Photo : Getty Images / vitapix

Radio-Canada

La communauté acadienne de l'Île-du-Prince-Édouard possède une riche culture de contes, transmise de génération en génération. Les légendes sont aussi des contes moraux, selon des auteurs.

Dans sa jeunesse, l'historien et folkloriste Georges Arsenault a compilé certaines légendes acadiennes, dans un livre intitulé Acadian Legends, Folktales & Songs from Prince Edward Island. Les quatre histoires décrites par l’auteur allient le fantastique à certains faits réels.

La vieille Dollar

Marguerite Dollar était une Acadienne de Bouctouche, au Nouveau-Brunswick. Elle s'est installée à Tignish avec sa famille, dans les années 1830.

Son père était un sorcier présumé, et d'innombrables légendes l'entouraient. La vieille Dollar, comme Marguerite était appelée sur l'île, a fini par développer une réputation similaire.
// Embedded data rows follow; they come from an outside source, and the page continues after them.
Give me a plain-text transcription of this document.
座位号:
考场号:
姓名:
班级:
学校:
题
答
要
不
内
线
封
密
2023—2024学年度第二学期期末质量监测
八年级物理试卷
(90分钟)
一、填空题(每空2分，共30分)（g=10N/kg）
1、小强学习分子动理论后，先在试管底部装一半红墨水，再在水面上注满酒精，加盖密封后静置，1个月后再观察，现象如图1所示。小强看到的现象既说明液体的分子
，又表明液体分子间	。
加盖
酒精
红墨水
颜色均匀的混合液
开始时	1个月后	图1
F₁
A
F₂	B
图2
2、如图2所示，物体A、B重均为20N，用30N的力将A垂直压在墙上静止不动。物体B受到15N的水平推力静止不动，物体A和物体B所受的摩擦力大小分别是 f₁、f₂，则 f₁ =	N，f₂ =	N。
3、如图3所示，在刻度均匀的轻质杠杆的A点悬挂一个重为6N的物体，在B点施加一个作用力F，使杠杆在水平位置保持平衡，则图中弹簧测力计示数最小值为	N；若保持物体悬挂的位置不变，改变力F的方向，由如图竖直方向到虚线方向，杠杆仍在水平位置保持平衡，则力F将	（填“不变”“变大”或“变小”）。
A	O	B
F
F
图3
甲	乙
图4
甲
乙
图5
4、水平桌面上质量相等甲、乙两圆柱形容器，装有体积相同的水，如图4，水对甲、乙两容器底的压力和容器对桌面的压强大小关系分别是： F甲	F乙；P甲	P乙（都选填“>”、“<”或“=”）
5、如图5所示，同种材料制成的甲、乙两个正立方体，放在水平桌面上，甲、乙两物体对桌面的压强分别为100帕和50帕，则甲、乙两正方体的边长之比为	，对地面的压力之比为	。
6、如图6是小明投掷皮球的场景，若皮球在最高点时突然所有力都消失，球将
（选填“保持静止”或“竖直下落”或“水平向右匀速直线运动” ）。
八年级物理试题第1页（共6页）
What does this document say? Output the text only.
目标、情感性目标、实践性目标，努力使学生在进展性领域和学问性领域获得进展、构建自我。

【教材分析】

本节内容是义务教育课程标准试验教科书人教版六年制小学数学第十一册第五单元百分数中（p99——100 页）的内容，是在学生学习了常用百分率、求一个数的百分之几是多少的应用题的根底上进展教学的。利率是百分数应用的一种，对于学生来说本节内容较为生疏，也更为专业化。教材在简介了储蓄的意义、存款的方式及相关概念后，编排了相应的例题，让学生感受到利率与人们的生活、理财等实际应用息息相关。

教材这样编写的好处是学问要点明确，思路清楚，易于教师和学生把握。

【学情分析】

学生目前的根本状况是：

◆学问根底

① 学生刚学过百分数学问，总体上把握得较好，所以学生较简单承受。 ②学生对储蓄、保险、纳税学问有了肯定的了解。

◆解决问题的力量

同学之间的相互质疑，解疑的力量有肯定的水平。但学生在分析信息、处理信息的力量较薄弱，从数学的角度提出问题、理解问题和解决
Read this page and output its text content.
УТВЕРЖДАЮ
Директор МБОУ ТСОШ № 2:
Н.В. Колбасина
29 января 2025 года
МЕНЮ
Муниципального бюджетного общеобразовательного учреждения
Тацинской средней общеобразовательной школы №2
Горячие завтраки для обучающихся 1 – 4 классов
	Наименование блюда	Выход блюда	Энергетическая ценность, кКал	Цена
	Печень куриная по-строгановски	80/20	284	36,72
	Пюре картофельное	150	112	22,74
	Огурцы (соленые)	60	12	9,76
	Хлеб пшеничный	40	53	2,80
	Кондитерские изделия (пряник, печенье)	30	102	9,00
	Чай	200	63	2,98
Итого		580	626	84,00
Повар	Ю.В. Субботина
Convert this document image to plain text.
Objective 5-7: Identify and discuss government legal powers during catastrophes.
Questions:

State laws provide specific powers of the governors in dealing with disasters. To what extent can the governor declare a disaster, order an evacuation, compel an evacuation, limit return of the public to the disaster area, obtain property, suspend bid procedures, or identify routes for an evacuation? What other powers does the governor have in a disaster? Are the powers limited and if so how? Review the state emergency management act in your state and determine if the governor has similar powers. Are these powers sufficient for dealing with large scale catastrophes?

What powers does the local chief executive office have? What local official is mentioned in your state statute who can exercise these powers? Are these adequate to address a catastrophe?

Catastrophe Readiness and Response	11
On raconte qu'elle pouvait se transformer en animal et jeter des malédictions sur les gens.

Selon Emmanuel Gaudet, du village de Leoville, elle voulait marier sa fille au fils d'un voisin, mais il n'était pas intéressé.

La famille du garçon a eu un bébé, et tout d'un coup, le bébé est devenu très malade, et ils ne savaient pas ce qui se passait. Un jour, le père a demandé à sa femme : Ce ne serait pas le vieux Dollar qui lui a jeté un sort parce qu'il ne veut pas sortir avec sa fille?, explique Georges Arsenault.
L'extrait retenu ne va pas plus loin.